Going strictly by that message alone, your Pi-hole wasn't aware of any upstream DNS server to forward a query to at that time.
Did you perhaps test or switch to different upstream DNS servers for your Pi-hole at that time?
If that's not the case:
That observation - along with REFUSED log entries - would suggest that a client has exceeded Pi-hole's rate limit.
If a client would be expected to exceed the default 1,000 queries per minute, you may adjust that rate limit via pihole-FTL.conf.
This would often be the case if a router had been configured to use Pi-hole as its upstream DNS server (as opposed to distributing it as local DNS server via DHCP).
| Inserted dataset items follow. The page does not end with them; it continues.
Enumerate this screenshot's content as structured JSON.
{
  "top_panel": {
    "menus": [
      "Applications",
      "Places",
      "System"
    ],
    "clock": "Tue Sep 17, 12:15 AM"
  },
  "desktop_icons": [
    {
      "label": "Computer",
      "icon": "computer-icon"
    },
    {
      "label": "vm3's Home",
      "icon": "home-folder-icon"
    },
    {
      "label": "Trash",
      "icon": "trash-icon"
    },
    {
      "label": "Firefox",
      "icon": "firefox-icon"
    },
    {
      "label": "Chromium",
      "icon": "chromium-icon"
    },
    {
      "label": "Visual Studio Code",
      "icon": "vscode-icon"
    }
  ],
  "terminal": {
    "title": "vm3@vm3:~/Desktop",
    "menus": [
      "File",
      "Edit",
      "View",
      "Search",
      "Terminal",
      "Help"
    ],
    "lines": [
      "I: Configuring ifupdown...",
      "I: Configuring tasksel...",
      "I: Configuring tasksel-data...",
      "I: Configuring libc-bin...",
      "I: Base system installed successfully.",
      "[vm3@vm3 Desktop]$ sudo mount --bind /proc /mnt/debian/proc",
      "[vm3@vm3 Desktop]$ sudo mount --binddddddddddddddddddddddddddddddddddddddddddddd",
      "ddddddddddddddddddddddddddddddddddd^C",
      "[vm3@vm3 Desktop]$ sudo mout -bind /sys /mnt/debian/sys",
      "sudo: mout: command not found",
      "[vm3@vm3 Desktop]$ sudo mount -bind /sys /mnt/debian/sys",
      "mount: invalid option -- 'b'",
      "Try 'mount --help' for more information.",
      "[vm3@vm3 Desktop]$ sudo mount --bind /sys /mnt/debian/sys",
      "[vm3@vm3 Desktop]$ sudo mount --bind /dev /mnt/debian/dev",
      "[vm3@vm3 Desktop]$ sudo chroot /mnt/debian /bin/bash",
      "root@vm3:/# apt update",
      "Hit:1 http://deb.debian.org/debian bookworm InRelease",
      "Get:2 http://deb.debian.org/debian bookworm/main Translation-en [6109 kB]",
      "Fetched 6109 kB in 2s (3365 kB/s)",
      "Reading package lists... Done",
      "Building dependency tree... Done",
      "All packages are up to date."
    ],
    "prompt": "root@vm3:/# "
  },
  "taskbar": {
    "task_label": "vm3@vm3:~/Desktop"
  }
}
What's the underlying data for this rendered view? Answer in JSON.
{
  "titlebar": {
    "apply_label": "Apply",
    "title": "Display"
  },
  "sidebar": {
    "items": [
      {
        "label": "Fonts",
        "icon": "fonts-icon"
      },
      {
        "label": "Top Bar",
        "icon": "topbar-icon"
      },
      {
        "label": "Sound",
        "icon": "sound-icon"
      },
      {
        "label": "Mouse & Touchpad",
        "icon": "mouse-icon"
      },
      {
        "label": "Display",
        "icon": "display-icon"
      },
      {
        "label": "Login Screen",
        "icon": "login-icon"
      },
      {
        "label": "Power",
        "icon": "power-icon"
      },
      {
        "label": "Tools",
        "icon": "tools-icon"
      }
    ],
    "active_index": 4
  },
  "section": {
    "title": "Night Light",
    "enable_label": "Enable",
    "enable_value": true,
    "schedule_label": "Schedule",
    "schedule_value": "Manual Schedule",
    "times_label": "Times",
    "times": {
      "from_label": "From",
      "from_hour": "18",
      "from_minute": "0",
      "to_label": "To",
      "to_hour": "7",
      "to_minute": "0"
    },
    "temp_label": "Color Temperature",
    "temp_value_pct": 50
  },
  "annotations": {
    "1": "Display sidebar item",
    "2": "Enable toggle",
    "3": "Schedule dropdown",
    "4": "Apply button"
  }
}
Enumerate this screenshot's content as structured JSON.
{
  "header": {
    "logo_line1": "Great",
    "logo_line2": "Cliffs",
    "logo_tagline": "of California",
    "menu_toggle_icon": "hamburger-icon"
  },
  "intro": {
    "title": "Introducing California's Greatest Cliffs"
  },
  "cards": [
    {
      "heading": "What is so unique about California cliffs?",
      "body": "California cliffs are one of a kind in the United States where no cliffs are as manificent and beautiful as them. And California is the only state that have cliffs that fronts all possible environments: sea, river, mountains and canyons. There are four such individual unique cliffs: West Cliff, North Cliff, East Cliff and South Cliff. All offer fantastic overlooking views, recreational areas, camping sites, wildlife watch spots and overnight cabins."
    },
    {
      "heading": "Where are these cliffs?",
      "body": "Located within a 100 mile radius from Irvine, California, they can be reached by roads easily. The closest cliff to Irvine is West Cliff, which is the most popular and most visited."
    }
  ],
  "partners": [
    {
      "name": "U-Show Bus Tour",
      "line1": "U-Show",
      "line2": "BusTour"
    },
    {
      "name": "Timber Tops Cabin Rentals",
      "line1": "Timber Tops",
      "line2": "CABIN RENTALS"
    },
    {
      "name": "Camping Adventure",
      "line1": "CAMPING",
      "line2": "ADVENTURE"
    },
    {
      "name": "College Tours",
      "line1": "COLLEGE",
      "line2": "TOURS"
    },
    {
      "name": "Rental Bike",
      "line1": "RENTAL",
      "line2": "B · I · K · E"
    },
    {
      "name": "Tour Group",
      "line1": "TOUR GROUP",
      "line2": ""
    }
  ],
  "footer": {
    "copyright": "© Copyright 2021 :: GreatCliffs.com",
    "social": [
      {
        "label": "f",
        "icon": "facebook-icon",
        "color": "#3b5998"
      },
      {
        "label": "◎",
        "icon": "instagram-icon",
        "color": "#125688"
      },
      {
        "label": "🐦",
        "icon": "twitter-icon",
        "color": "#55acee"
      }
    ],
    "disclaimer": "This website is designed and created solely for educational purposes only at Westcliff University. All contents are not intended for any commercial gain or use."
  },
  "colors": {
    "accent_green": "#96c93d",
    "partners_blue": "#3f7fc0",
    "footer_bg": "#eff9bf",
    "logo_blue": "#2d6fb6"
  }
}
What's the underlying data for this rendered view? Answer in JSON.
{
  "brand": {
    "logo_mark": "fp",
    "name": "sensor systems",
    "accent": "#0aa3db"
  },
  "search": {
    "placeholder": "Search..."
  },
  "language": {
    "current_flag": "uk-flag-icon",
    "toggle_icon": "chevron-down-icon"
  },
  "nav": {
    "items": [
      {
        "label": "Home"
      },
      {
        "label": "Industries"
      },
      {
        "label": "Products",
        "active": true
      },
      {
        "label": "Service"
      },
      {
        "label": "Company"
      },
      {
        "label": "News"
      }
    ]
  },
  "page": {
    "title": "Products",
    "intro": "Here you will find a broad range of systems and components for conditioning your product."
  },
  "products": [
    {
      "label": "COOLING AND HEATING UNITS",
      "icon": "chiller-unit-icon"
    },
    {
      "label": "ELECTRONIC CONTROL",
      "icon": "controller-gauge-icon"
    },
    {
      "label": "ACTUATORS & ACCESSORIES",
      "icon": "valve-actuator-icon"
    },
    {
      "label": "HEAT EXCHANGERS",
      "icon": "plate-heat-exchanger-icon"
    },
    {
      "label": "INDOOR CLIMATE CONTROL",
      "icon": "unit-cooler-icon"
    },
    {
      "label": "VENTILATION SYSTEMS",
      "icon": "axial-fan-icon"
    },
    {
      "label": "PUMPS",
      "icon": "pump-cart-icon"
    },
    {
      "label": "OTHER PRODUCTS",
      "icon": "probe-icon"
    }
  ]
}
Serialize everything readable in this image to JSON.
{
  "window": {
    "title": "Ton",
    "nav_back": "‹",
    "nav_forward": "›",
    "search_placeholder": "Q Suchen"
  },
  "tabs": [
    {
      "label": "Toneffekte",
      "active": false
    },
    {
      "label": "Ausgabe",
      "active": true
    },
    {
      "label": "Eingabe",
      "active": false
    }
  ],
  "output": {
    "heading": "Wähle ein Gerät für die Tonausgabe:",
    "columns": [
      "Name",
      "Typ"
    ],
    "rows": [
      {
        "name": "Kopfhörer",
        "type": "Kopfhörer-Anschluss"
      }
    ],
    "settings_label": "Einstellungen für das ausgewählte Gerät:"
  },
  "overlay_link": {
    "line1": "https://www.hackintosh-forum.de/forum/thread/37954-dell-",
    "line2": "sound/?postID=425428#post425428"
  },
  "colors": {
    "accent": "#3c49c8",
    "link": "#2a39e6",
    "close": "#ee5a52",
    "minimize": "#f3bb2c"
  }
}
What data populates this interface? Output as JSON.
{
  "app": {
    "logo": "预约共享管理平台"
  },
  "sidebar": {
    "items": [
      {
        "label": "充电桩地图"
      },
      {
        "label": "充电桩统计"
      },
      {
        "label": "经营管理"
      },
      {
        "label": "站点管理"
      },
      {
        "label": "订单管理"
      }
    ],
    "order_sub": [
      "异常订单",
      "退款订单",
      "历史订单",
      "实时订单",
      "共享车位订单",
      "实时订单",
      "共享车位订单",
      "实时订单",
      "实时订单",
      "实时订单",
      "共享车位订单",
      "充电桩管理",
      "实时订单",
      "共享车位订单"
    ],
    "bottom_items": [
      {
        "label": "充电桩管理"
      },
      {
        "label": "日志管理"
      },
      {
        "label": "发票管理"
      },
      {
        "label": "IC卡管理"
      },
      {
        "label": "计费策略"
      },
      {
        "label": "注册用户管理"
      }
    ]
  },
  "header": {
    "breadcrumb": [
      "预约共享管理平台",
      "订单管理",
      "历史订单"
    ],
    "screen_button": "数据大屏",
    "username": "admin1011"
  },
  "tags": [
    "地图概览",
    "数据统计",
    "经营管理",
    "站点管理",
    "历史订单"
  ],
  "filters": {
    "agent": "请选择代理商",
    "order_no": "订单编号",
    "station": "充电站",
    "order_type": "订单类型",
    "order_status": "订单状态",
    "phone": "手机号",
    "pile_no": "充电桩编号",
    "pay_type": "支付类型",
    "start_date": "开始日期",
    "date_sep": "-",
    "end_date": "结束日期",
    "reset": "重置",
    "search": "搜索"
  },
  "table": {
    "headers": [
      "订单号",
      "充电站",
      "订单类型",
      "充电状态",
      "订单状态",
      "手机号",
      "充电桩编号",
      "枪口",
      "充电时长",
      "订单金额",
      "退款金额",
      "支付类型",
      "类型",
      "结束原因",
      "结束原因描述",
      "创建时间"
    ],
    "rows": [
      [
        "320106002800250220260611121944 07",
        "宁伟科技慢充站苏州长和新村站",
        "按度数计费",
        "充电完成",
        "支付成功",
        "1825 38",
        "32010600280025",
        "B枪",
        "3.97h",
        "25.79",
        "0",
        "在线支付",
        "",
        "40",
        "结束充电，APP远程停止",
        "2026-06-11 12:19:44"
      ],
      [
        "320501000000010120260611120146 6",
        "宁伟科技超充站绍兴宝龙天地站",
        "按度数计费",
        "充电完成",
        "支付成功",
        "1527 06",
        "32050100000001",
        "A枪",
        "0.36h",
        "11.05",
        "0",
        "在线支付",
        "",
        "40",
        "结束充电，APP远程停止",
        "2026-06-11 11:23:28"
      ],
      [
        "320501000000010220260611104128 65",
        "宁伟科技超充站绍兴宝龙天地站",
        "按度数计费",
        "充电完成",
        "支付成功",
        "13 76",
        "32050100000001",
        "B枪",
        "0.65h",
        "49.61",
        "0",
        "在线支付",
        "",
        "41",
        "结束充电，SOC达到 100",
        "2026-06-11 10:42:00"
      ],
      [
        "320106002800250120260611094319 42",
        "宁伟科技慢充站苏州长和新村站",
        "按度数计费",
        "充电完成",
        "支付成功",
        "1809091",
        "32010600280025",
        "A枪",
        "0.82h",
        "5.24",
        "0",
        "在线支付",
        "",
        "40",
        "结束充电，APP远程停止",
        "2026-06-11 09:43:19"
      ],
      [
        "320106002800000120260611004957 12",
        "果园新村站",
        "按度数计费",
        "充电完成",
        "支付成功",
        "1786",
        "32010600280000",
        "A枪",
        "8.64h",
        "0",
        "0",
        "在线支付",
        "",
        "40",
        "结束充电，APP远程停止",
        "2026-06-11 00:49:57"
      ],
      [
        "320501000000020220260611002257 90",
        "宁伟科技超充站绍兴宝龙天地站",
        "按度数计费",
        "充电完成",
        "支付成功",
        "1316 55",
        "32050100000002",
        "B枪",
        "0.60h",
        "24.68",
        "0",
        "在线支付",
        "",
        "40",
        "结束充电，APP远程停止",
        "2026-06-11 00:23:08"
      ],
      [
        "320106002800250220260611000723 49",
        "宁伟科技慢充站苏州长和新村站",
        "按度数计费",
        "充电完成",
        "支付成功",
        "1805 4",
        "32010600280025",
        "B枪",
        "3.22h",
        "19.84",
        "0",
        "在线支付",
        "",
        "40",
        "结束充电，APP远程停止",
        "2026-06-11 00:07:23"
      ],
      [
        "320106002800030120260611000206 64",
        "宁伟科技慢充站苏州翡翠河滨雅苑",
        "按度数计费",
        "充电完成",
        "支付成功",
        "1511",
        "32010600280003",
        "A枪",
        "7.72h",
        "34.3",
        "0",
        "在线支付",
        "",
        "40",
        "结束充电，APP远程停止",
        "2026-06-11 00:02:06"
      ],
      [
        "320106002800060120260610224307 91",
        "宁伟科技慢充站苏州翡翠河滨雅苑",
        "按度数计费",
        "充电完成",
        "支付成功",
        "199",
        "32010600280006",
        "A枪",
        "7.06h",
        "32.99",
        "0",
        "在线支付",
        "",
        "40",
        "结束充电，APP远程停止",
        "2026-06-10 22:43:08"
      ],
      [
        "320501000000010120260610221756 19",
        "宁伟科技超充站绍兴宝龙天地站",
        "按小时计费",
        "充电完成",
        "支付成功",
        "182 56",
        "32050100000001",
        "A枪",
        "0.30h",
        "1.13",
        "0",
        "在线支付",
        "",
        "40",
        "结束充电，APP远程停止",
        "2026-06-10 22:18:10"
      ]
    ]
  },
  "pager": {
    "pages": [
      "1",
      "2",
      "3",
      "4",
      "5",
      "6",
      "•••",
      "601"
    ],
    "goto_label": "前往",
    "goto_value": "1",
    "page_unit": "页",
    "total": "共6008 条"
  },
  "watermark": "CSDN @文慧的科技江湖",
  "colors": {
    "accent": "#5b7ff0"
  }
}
A debug log shows only a fraction of Pi-hole's log, but almost all contained queries originate from a .70 address.
Would that be a router?
However, you should then also see a corresponding RATE_LIMIT message in Pi-hole's diagnosis view - and your debug log doesn't include such a message. ![]()
Yet your debug log shows some database related errors about missing tables in Pi-hole's gravity database.
This may be a bit of a far call (as the error messages involved do not match), but since you are dealing with a fresh install, you may unintentionally have corrupted your database by running pihole -g -r - see Error: no such table: main.gravity - Pi-hole v. 5.6 - #2 by DL6ER.
And likely unrelated to your problem, note that your other DHCP server distributes another .14 IP address besides your Pi-hole's .26.